Interim director Lee Koch says balancing the budget will require difficult decisions.

"What we really have to do is increase revenue in some key areas, but to cut expenses for now so we don't have as much of a fight," Koch said.

For instance, center leaders want to stage more "must-see" exhibits, but do so with a smaller staff, which Koch says will be a challenge.

Fundraising is another challenge. Koch says foundations and corporate sponsors, which make up a significant chunk of the RAC's revenue, want to see the budget come into balance before they give more. But she says household donations are on the rise.

"The individual donors, believe it or not, are stepping up. But when it comes to foundation, organizations like the Minnesota State Arts Board have very strict guidelines," she said.

The RAC's financial meltdown has had ripple effect. Several of the five staff members who were recently laid off say the RAC is not paying them for earned time off, which Koch said was a decision based on the RAC's tight budget.

And artists have been affected as well.

Karl Unnasch is a southeast Minnesota sculptor who built Burnt Matchstick, a massive steel and stained glass sculpture that stands 40-feet tall at the front entrance of the RAC.

The hope was that a donor would buy the piece for the museum, and a series of emails between former executive director Megan Johnston and Unnasch show that there were discussions to make that happen.

But when Johnston left suddenly earlier this year, those efforts died.

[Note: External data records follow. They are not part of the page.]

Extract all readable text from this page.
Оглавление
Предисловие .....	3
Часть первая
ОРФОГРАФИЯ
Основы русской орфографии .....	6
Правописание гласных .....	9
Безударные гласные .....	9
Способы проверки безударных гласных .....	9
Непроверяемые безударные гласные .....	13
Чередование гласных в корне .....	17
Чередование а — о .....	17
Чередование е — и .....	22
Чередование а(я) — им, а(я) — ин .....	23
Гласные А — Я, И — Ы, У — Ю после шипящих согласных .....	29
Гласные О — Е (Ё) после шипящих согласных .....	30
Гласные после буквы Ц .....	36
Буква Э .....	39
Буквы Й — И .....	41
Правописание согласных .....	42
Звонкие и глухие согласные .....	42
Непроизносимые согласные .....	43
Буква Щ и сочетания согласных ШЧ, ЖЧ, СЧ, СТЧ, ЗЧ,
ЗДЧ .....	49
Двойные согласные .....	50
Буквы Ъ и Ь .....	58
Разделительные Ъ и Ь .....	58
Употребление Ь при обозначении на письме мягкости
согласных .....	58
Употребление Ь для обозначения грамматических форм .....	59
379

Now, Koch has told Unnasch he will have to de-install the sculpture himself — a job Unnasch says typically falls to the institution displaying his work.

Unnasch said he felt misled about funding to buy his sculpture and that he could have spent the last year looking for another home for his piece.

"The communication from start to finish has been a test of patience," he said. "I made it a point to give the Rochester Art Center the benefit of the doubt repeatedly. I'm trying to help by offering up something that doesn't exist anywhere else."

As the RAC gets its fiscal house in order, there's a bright spot looming in 2018 — a national show that director Koch says is already fully funded.

But she said it may take more than that to ensure the RAC's survival.